Libres pensées...
1852, 2007, 2098.
Le récit se tisse autour de ces trois périodes, et de trois personnages, William, George et Tao. En 1845, William est pris par les engagements de sa vie de famille, alors qu'il voudrait se consacrer à la recherche en apiculture, et mettre au point une ruche inédite.
En 2007, George, apiculteur, est frappé de plein de fouet par la disparition progressive des abeilles, et la décision de son fils de ne pas reprendre l'exploitation familiale.
En 2098, alors que les abeilles ont disparu, Tao passe ses journées à polliniser les fleurs, une activité exercée par des milliers d'employés comme elle.
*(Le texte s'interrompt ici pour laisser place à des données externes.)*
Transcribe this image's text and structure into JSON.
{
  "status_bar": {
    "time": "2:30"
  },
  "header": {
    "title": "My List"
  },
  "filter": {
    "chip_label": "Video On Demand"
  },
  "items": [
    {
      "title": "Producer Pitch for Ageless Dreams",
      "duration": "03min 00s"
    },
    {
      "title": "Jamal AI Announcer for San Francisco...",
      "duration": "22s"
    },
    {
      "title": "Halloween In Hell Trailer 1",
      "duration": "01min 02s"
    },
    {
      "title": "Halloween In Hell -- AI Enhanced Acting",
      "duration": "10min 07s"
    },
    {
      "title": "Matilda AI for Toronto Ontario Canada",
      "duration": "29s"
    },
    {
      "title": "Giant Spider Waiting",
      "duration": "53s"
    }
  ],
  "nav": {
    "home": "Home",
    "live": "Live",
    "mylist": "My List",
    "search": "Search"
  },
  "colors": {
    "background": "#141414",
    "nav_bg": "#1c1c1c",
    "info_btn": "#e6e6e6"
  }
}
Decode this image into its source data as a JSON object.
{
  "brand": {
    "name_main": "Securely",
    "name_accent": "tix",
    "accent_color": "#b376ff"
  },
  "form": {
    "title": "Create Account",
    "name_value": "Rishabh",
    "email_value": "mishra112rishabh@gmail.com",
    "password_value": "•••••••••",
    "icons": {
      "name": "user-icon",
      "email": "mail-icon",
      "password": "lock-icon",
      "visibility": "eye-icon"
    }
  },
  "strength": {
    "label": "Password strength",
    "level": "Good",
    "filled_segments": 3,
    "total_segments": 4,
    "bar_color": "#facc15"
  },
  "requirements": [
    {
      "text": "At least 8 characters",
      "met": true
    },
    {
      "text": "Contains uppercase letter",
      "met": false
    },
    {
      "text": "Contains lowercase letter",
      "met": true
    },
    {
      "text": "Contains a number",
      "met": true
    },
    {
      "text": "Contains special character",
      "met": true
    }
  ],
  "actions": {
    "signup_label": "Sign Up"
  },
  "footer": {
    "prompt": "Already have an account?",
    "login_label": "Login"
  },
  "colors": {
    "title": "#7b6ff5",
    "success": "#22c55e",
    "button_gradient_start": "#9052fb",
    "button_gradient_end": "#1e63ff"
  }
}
Un jour, son fils tombe inexplicablement dans le coma.
Contrairement au roman d'Emily Fridlund, il est donc vraiment question d'abeilles dans le texte de Maja Lunde (difficile de ne pas sourire au prénom de l'auteur, il est décidément difficile d'échapper au destin).
Et l'on se prend étrangement au jeu ! Je ne vous cache pas qu'il m'a fallu quelques pages pour me repérer, et comprendre les enjeux et le contexte correspondant à chacun des trois protagonistes, me demandant bien entendu s'il existait entre eux le moindre lien, exception faite de la place accordée aux abeilles dans leur vie, ainsi qu'à leurs fils.
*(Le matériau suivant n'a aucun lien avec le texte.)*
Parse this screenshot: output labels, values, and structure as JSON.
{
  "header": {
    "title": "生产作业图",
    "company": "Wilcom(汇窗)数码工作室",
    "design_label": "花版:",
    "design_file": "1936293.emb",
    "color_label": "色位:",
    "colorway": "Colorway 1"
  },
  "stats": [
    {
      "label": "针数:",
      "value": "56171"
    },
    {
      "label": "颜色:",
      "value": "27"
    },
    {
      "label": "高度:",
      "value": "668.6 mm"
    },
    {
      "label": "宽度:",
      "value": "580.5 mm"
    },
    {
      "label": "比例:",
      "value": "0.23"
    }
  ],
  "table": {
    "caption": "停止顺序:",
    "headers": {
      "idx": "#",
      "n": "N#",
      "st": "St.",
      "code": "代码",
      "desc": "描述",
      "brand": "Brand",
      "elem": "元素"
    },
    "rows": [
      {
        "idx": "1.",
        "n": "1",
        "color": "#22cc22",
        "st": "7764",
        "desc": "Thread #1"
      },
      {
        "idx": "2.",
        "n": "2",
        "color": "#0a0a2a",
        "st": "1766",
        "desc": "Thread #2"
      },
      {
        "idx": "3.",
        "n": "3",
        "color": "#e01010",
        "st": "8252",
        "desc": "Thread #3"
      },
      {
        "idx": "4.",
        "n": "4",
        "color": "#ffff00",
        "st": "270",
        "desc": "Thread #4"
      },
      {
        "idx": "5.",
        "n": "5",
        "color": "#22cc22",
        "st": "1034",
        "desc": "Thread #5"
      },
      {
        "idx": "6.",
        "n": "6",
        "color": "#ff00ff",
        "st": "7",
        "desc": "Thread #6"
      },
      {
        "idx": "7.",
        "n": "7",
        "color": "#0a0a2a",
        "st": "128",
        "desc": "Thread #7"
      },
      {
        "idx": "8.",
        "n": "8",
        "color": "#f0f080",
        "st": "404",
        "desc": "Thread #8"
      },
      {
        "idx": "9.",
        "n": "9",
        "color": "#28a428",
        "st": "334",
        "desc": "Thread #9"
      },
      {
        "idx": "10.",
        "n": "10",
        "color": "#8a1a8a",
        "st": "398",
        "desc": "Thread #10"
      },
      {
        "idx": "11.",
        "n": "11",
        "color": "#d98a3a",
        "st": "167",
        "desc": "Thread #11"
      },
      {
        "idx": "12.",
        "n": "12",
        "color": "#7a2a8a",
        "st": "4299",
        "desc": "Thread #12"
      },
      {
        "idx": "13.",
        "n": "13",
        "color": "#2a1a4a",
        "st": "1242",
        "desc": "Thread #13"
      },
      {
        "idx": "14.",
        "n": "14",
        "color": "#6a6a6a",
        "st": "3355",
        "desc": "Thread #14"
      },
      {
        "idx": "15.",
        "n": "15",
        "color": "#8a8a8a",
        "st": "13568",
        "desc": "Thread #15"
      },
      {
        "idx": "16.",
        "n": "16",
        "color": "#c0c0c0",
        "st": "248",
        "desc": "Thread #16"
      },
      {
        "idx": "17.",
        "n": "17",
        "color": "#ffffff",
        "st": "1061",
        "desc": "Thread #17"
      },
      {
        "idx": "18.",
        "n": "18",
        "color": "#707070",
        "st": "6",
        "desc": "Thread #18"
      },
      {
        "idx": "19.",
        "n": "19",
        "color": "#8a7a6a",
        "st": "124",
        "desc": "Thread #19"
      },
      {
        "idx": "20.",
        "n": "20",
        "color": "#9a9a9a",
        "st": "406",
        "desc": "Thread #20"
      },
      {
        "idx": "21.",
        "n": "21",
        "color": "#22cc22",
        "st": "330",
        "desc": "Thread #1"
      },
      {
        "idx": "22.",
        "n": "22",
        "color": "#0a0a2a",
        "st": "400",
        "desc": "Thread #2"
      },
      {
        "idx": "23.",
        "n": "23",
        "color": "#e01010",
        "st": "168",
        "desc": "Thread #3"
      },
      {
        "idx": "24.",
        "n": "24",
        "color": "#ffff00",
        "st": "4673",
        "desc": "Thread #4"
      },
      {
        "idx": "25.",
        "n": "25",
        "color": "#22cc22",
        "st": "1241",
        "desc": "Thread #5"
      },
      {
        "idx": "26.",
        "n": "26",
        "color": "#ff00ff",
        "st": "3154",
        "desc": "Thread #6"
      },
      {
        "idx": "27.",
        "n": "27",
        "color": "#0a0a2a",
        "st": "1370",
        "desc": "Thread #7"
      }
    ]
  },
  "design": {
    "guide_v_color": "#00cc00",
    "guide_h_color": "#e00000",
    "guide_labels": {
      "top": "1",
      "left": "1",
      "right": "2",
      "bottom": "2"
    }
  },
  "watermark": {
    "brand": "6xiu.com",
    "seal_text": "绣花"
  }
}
Le récit est bien structuré, rend à la fois les personnages attachants, et crée des attentes, l'envie de savoir ce qu'il va advenir de chacun.
L'auteur parvient, à mon sens habilement, à ancrer chacun dans son époque, à le rendre tributaire de l'Histoire de son temps : William est obsédé par la volonté d'impressionner son fils Edmond, et ne voit pas auprès de lui Charlotte, qui est une fille, mais qui présente des dispositions évidentes pour partager sa passion et ses recherches.
George est aussi soucieux du lien qui l'unit à son fils, soucieux de lui transmettre le travail de son existence, de lui confier les obstacles rencontrés pour trouver avec lui les solutions qui lui manquent.
Quant à Tao, elle donne l'occasion à l'auteur de s'essayer au style futuriste, en peignant une version possible du monde sans abeilles, révélant l'importance cruciale de ce qui semble aujourd'hui acquis et naturel, ce dont on pourrait penser qu'il n'y a aucun risque qu'on le perde. L'exercice est ici différent, mais réussit à sensibiliser le lectorat au rôle essentiel des abeilles dans la prolifération de la flore, et aux conséquences que pourrait avoir leur disparition.
Il ne m'est pas possible de vous parler de la précision scientifique, de la crédibilité des thèses avancées par l'auteur : j'ai appréhendé cette dimension comme une béotienne, c'est pourquoi je vous parler plutôt du traitement littéraire, et de l'impact du roman sur la conscience collective, sans mettre en question la probabilité qu'un scénario proche de celui relaté se produise réellement. Et, sur ces deux pans, mon sentiment est qu'Une histoire des abeilles est un livre réussi, bénéficiant d'une trame efficace et bien menée.
Pour vous si...
- Vous vous demandez bien en quoi l'hypothétique disparition des abeilles pourrait ennuyer qui que ce soit, après tout, ce sont surtout de sales bêtes qui piquent.
Morceaux choisis
"Elle avait raison. Je faisais toute une histoire d'un problème qui n'en était pas un. La neige ne resterait pas, nous avions déjà eu plusieurs journées chaudes, le soleil cognait et tout ruisselait. Cette chute de neige n'était qu'un dernier petit pet de l'hiver, elle aurait fondu d'ici à la fin de la semaine."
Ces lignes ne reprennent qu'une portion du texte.